21 September 2010

Seeing the Light

At the Albuquerque Journal, John Fleck has an excellent piece on technological advances in lighting technology and Jevons Paradox.  Here is an excerpt:
Jeff Tsao's 1999 white paper on the case for next-generation, super-efficient light bulbs makes a point so obvious that it seems to require no explanation.

A solid-state light bulb that uses half the electricity of conventional bulbs would cut lighting-related energy consumption in half, right?

"The worldwide amount of electricity consumed by lighting would decrease by more than 50 percent," the Sandia Labs researcher and his colleagues wrote, "and total worldwide consumption of electricity would decrease by more than 10 percent."

A decade later, Tsao's thinking has evolved.

In a new paper, a team led by Tsao has drawn international attention by arguing that, instead of leading to reduced energy consumption, super-efficient bulbs may instead lead to people simply using more light.
What is this?  Advances in efficiency might presage greater energy consumption?!

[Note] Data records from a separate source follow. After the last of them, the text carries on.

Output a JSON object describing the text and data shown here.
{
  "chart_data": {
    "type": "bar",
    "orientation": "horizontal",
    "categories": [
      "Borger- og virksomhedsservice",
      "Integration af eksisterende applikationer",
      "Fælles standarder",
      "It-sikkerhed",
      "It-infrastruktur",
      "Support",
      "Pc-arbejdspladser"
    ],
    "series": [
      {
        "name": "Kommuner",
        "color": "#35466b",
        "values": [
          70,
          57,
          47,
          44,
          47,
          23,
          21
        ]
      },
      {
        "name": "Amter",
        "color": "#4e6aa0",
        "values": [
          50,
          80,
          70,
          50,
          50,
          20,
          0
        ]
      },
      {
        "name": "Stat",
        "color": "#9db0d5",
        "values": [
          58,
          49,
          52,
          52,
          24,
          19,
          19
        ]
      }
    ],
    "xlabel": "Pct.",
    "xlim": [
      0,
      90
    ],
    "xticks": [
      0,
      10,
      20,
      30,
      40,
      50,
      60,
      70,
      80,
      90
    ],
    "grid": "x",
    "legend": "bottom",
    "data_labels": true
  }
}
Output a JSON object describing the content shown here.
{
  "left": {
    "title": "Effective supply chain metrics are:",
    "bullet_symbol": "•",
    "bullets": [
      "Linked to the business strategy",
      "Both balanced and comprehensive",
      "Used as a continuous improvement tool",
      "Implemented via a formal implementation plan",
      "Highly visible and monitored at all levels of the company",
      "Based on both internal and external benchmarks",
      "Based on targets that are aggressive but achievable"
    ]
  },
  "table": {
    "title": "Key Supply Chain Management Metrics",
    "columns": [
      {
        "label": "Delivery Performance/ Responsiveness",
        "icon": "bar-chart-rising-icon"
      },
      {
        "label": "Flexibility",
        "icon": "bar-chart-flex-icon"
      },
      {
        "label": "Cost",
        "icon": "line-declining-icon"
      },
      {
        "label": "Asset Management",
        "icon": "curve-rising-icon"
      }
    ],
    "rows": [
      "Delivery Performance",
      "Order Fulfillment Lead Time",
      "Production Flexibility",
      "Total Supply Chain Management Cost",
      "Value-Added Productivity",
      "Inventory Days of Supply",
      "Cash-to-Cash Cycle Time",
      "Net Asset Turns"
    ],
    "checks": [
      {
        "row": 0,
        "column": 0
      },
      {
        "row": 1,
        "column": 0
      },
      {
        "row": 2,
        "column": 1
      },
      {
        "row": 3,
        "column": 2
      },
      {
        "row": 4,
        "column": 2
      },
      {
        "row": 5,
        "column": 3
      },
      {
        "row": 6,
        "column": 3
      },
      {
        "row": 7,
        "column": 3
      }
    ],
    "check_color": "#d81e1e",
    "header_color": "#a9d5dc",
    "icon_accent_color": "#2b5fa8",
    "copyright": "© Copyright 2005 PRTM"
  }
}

That is right.  Fleck explains:
To understand why, take a trip to the villages in rural Costa Rica where Michael Fark has been working.

Fark heads a Canadian nonprofit called Lighting Up The World, which has been trying to get the super-efficient light bulbs developed by people like Tsao into the hands of the people who need them most.
There, one- or two-room clay brick houses are usually lit by candles or kerosene lamps.
It is lousy light by our standards, barely enough for the young Costa Ricans to do evening schoolwork after a day of helping in the fields. But that light, dim as it may be, is so precious that families spend up to 30 percent of their cash flow on candles or kerosene for a few hours of light per day, according to Fark.
Give the Costa Rican farm families a more efficient way to light their homes, as Fark's organization is doing, and they will choose to consume more light, not less energy.
Multiply their predicament by some 2 billion people in poverty around the world, and you enter the counterintuitive world of "the Jevons paradox."
Here is how I described Jevons Paradox one year ago:
The paradox was described in 1865 by William Stanley Jevons as follows:
It is wholly a confusion of ideas to suppose that the economical use of fuel is equivalent to a diminished consumption. The very contrary is the truth.
As a rule, new modes of economy will lead to an increase of consumption according to a principle recognised in many parallel instances. . .

Now the same principles apply, with even greater force and distinctness, to the use of such a general agent as coal. It is the very economy of its use which leads to its extensive consumption. It has been so in the past, and it will be so in the future. Nor is it difficult to see how this paradox arises. . .

And if economy in the past has been the main source of our progress and growing consumption of coal, the same effect will follow from the same cause in the future. Economy multiplies the value and efficiency of our chief material; it indefinitely increases our wealth and means of subsistence, and leads to an extension of our population, works, and commerce, which is gratifying in the present, but must lead to an earlier end. Economical inventions are what I should look forward to as likely to continue our rate of increasing consumption.
Some people have suggested that Jevons Paradox means that efforts to become more efficient are misguided. Others, seeing such arguments being made have tried to claim that Jevons Paradox actually does not exist. Both lines of argument are badly misguided.

Jevons Paradox is very real. It tells us that increasing efficiency is necessary if we are to met energy needs, because those energy needs will continue to grow even in the face of rapid growth in efficiency. Thus, the practical consequences of the paradox are that we need to become more efficient and we need more energy, all at once. How efficient we can become will of course influence the amount of energy that we need, so improving efficiency is a worthy goal. But no one should imagine that efficiency gains alone can eliminate the need for more energy -- they can't and they won't. Policy needs to be able to focus on advancing efficiencies and creating ever greater sources of energy.